One here Tim, I can answer. Are you able to say whether the application for the COVID grant included the data from baricitinib in the same [indiscernible]. It did not. The data for baricitinib had not been available at the time of grant application was made. We did talk to a fact that baricitinib has been suggested as a potential therapeutic for COVID, and we talked about the potential contrasts we might expect between inhibiting TYK2/JAK1 and inhibiting JAK2, JAK1, which is baricitinib dose. So the data wasn't a at all. We could, therefore, not include it. But we did talk about the potential of baricitinib.

Great. Actually there's a question about that actually, which is fairly straightforward to answer. So does Sareum have any employees other than myself and John? So myself and John are the only full-time employees. We have a part-time finance controller, and of course, our non-execs and non-execs Chairman are on the payroll as well. But apart from, I suppose that, team of 6. We don't have any other employees.

Tim, John, unless there's any other questions you can address now. Of course, as you stated, the company will review all questions submitted to them, publish those answers on the Investor Meet Company platform. Tim perhaps now, I'd just -- ask you just to wrap up before I can redirect investors for feedback then on that basis.

Great. Yes. So yes, thanks very much. So yes, I think this has been a very positive year for Sareum. We've seen progression on all fronts. So we've licensed on the FLT3+Aurora program that had been sitting there on the back burner.

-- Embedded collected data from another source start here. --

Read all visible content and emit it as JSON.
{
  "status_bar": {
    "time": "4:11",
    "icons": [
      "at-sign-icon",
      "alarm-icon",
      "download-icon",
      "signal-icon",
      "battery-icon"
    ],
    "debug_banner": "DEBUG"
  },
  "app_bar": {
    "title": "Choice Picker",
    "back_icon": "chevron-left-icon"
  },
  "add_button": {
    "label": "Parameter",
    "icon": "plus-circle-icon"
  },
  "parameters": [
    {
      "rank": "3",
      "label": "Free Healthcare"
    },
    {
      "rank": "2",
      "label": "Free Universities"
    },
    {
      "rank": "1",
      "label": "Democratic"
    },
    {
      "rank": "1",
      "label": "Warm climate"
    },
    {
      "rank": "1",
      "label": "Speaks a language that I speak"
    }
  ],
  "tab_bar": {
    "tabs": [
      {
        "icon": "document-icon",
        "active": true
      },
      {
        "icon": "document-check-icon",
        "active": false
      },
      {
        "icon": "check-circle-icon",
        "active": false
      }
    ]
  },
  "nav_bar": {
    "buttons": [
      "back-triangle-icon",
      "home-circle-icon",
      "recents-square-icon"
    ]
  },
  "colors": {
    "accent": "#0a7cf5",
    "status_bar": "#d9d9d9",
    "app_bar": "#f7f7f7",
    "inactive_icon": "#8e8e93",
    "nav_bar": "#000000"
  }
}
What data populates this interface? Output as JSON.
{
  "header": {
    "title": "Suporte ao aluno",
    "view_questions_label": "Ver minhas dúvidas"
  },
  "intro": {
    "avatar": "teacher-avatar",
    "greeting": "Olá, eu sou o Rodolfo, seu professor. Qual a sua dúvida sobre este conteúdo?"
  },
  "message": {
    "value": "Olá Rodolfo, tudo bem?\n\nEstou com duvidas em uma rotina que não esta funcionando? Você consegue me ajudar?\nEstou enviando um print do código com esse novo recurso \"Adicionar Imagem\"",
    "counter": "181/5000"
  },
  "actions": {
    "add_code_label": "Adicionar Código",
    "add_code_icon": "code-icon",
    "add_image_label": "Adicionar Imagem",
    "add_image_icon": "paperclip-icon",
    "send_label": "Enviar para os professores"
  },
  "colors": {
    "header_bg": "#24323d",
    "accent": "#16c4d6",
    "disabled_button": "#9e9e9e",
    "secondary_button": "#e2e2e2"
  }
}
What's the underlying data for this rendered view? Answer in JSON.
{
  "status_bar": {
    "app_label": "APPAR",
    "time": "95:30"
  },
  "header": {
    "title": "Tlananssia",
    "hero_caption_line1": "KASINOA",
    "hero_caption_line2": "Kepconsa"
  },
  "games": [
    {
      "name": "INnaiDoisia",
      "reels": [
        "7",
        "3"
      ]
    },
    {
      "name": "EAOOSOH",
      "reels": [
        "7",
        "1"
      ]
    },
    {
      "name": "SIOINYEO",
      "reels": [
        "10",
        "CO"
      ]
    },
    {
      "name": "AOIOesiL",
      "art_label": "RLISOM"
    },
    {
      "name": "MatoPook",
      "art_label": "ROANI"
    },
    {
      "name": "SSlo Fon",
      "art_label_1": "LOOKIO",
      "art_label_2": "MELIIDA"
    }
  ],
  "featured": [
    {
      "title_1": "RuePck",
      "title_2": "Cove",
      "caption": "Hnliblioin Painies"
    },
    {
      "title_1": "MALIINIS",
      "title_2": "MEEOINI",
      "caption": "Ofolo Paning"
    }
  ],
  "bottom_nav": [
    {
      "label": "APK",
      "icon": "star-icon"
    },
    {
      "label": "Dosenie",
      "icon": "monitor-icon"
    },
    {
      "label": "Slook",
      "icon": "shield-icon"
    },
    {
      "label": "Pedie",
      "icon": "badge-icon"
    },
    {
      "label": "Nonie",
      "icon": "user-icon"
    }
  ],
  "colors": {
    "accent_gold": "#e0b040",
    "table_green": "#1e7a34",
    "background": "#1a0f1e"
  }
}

And I think really in terms of progressing the TYK2/JAK1 programs, the big news for us is that we've been able to -- or we believe we've been able to crack this formulation issue that had been holding things up. So now we can push forward to complete the toxicity studies and get this molecule into first human trials. And then also there's, I suppose, the bonus added excitement of COVID-19 applications with these molecules. So again, we thank our investors for their support, and we look forward to our next meeting, which is most likely will be our AGM in December.

Fantastic. Tim, John, thank you very much for updating investors today. Could I ask investors not to close the session, you will be automatically redirected for the opportunity to provide your feedback. It takes a couple of seconds after the end of the webinar. If you've accessed the meeting from our website, the feedback page will appear in front of you. If you access it via the link sent to you by e-mail, if you could just log in and submit your feedback, that would be most welcome. On behalf of the management team of Sareum Plc, we'd like to thank you for attending today's session. That concludes today's presentation. Many thanks, indeed.